Eine Welt ohne Schlaf? In der modernen Gesellschaft hat sich das alltägliche Schlafverhalten vieler Menschen stark verändert. Denn die Globalisierung hat nicht nur die Arbeitswelt revolutioniert. Auch der menschliche Biorhythmus kommt aus dem Tritt, wenn räumliche Mobilität und zeitlicher Flexibilität zur Norm werden. Wird die Befriedigung des Grundbedürfnisses nach einem gesunden und ausreichenden Schlaf zu einem Luxusgut? Wovon träumen die Menschen in einer vernetzten Welt, in der es jederzeit und überall Tag und Nacht zugleich ist?

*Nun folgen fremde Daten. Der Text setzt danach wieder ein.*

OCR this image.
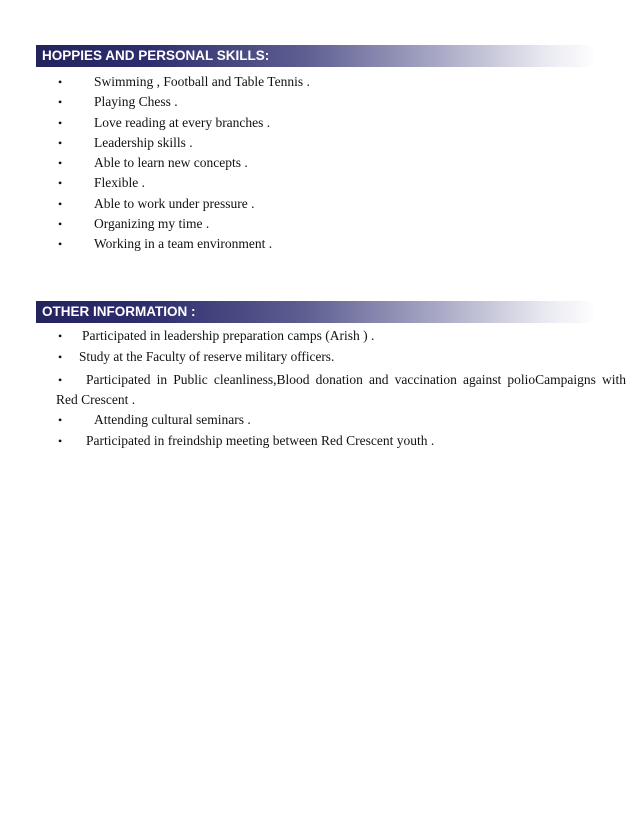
HOPPIES AND PERSONAL SKILLS:
• Swimming , Football and Table Tennis .
• Playing Chess .
• Love reading at every branches .
• Leadership skills .
• Able to learn new concepts .
• Flexible .
• Able to work under pressure .
• Organizing my time .
• Working in a team environment .
OTHER INFORMATION :
•	Participated in leadership preparation camps (Arish ) .
•	Study at the Faculty of reserve military officers.
•	Participated in Public cleanliness,Blood donation and vaccination against polioCampaigns with Red Crescent .
•	Attending cultural seminars .
•	Participated in freindship meeting between Red Crescent youth .
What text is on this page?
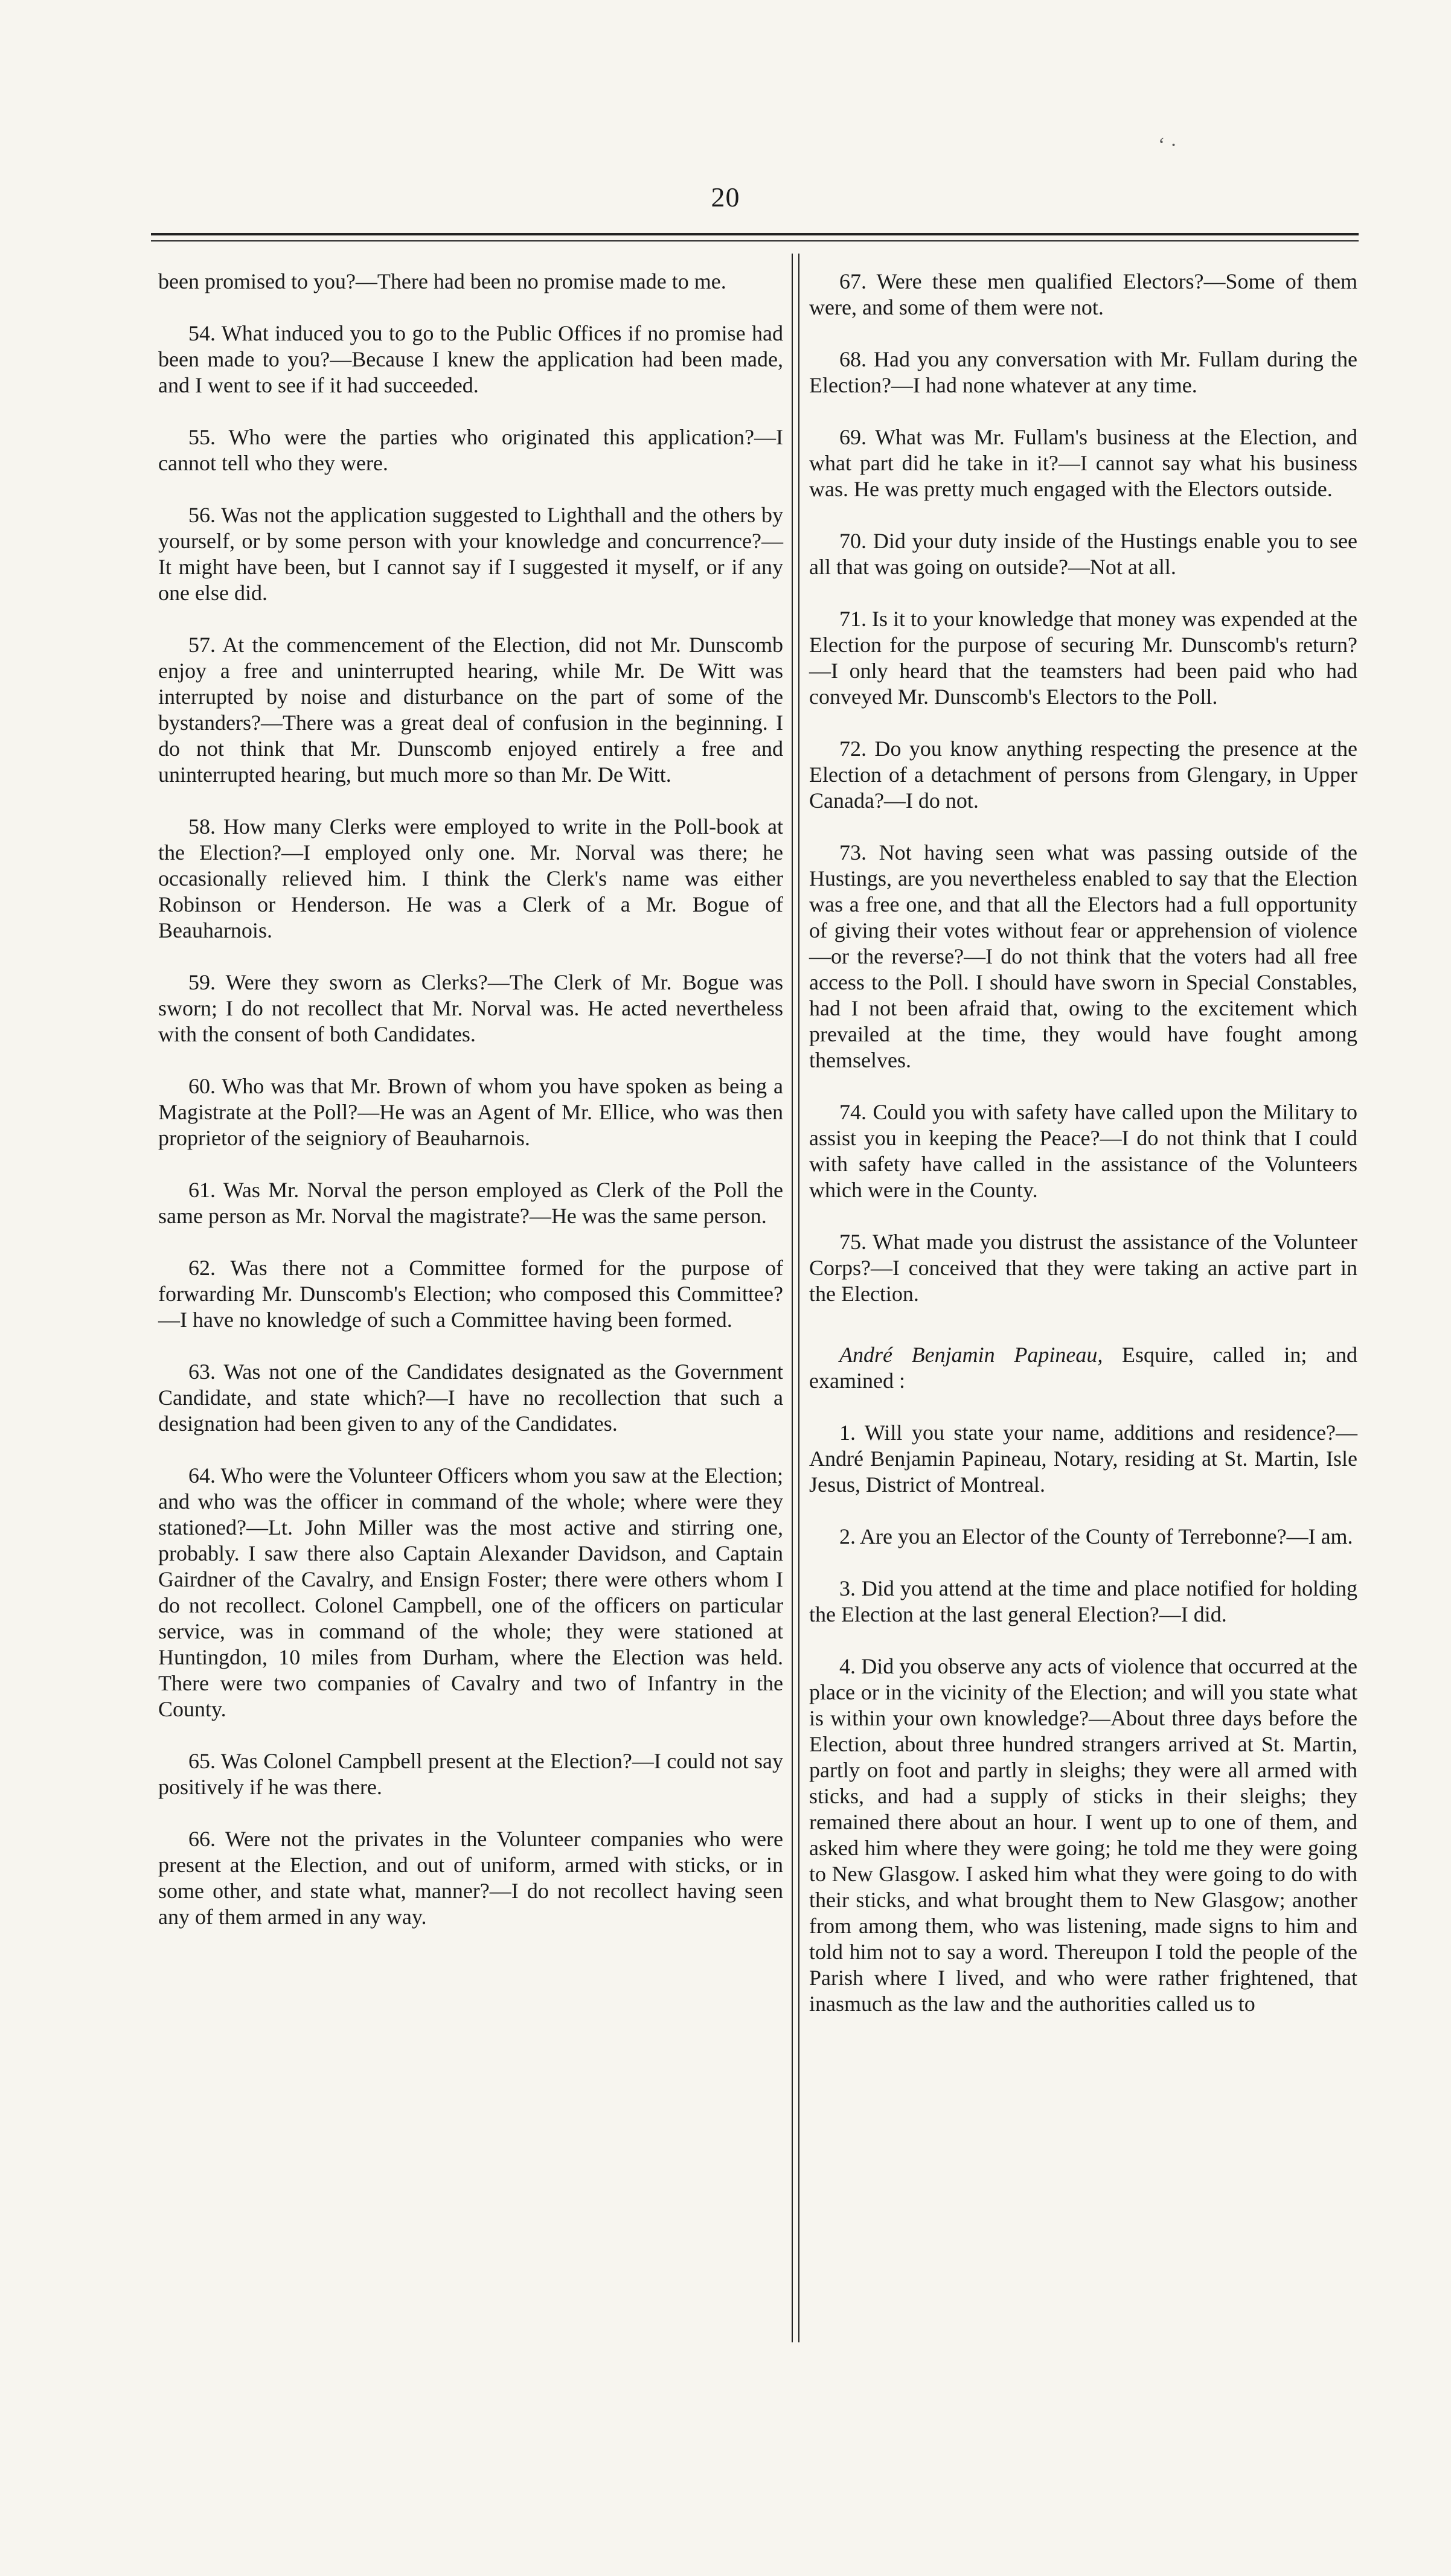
‘ ·
20

been promised to you?—There had been no promise made to me.

54. What induced you to go to the Public Offices if no promise had been made to you?—Because I knew the application had been made, and I went to see if it had succeeded.

55. Who were the parties who originated this application?—I cannot tell who they were.

56. Was not the application suggested to Lighthall and the others by yourself, or by some person with your knowledge and concurrence?—It might have been, but I cannot say if I suggested it myself, or if any one else did.

57. At the commencement of the Election, did not Mr. Dunscomb enjoy a free and uninterrupted hearing, while Mr. De Witt was interrupted by noise and disturbance on the part of some of the bystanders?—There was a great deal of confusion in the beginning. I do not think that Mr. Dunscomb enjoyed entirely a free and uninterrupted hearing, but much more so than Mr. De Witt.

58. How many Clerks were employed to write in the Poll-book at the Election?—I employed only one. Mr. Norval was there; he occasionally relieved him. I think the Clerk's name was either Robinson or Henderson. He was a Clerk of a Mr. Bogue of Beauharnois.

59. Were they sworn as Clerks?—The Clerk of Mr. Bogue was sworn; I do not recollect that Mr. Norval was. He acted nevertheless with the consent of both Candidates.

60. Who was that Mr. Brown of whom you have spoken as being a Magistrate at the Poll?—He was an Agent of Mr. Ellice, who was then proprietor of the seigniory of Beauharnois.

61. Was Mr. Norval the person employed as Clerk of the Poll the same person as Mr. Norval the magistrate?—He was the same person.

62. Was there not a Committee formed for the purpose of forwarding Mr. Dunscomb's Election; who composed this Committee?—I have no knowledge of such a Committee having been formed.

63. Was not one of the Candidates designated as the Government Candidate, and state which?—I have no recollection that such a designation had been given to any of the Candidates.

64. Who were the Volunteer Officers whom you saw at the Election; and who was the officer in command of the whole; where were they stationed?—Lt. John Miller was the most active and stirring one, probably. I saw there also Captain Alexander Davidson, and Captain Gairdner of the Cavalry, and Ensign Foster; there were others whom I do not recollect. Colonel Campbell, one of the officers on particular service, was in command of the whole; they were stationed at Huntingdon, 10 miles from Durham, where the Election was held. There were two companies of Cavalry and two of Infantry in the County.

65. Was Colonel Campbell present at the Election?—I could not say positively if he was there.

66. Were not the privates in the Volunteer companies who were present at the Election, and out of uniform, armed with sticks, or in some other, and state what, manner?—I do not recollect having seen any of them armed in any way.

67. Were these men qualified Electors?—Some of them were, and some of them were not.

68. Had you any conversation with Mr. Fullam during the Election?—I had none whatever at any time.

69. What was Mr. Fullam's business at the Election, and what part did he take in it?—I cannot say what his business was. He was pretty much engaged with the Electors outside.

70. Did your duty inside of the Hustings enable you to see all that was going on outside?—Not at all.

71. Is it to your knowledge that money was expended at the Election for the purpose of securing Mr. Dunscomb's return?—I only heard that the teamsters had been paid who had conveyed Mr. Dunscomb's Electors to the Poll.

72. Do you know anything respecting the presence at the Election of a detachment of persons from Glengary, in Upper Canada?—I do not.

73. Not having seen what was passing outside of the Hustings, are you nevertheless enabled to say that the Election was a free one, and that all the Electors had a full opportunity of giving their votes without fear or apprehension of violence—or the reverse?—I do not think that the voters had all free access to the Poll. I should have sworn in Special Constables, had I not been afraid that, owing to the excitement which prevailed at the time, they would have fought among themselves.

74. Could you with safety have called upon the Military to assist you in keeping the Peace?—I do not think that I could with safety have called in the assistance of the Volunteers which were in the County.

75. What made you distrust the assistance of the Volunteer Corps?—I conceived that they were taking an active part in the Election.

André Benjamin Papineau, Esquire, called in; and examined :

1. Will you state your name, additions and residence?—André Benjamin Papineau, Notary, residing at St. Martin, Isle Jesus, District of Montreal.

2. Are you an Elector of the County of Terrebonne?—I am.

3. Did you attend at the time and place notified for holding the Election at the last general Election?—I did.

4. Did you observe any acts of violence that occurred at the place or in the vicinity of the Election; and will you state what is within your own knowledge?—About three days before the Election, about three hundred strangers arrived at St. Martin, partly on foot and partly in sleighs; they were all armed with sticks, and had a supply of sticks in their sleighs; they remained there about an hour. I went up to one of them, and asked him where they were going; he told me they were going to New Glasgow. I asked him what they were going to do with their sticks, and what brought them to New Glasgow; another from among them, who was listening, made signs to him and told him not to say a word. Thereupon I told the people of the Parish where I lived, and who were rather frightened, that inasmuch as the law and the authorities called us to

Auf rund 800 Quadratmetern präsentiert die Ausstellung über 300 Objekte internationaler Leihgeber. Dokumente und Filme aus der Welt der Wissenschaft sowie kulturgeschichtliche Exponate begleiten die Ausstellungsbesucher auf einer anregenden Reise durch die Geheimnisse der Nacht. Neben zahlreichen Kunstwerken aus dem 16. bis ins frühe 20. Jahrhundert setzt die Ausstellung einen starken Akzent auf zeitgenössische Kunst mit Arbeiten von z.B. Jane Gifford, Rodney Graham, Katharina Fritsch, Ron Mueck, Raffael Rheinsberg, Mark Wallinger or Krzysztof Wodiczko. Die Kunstwerke treten in einen spannungsreichen Dialog mit den Ausstellungsthemen und bilden gemeinsam eine subjektiv eingefärbte Erzählung des Themas "Schlaf und Traum". Der wissenschaftliche Blick wird in seinen Gewissheiten hinterfragt, kommentiert oder auch spielerisch unterlaufen.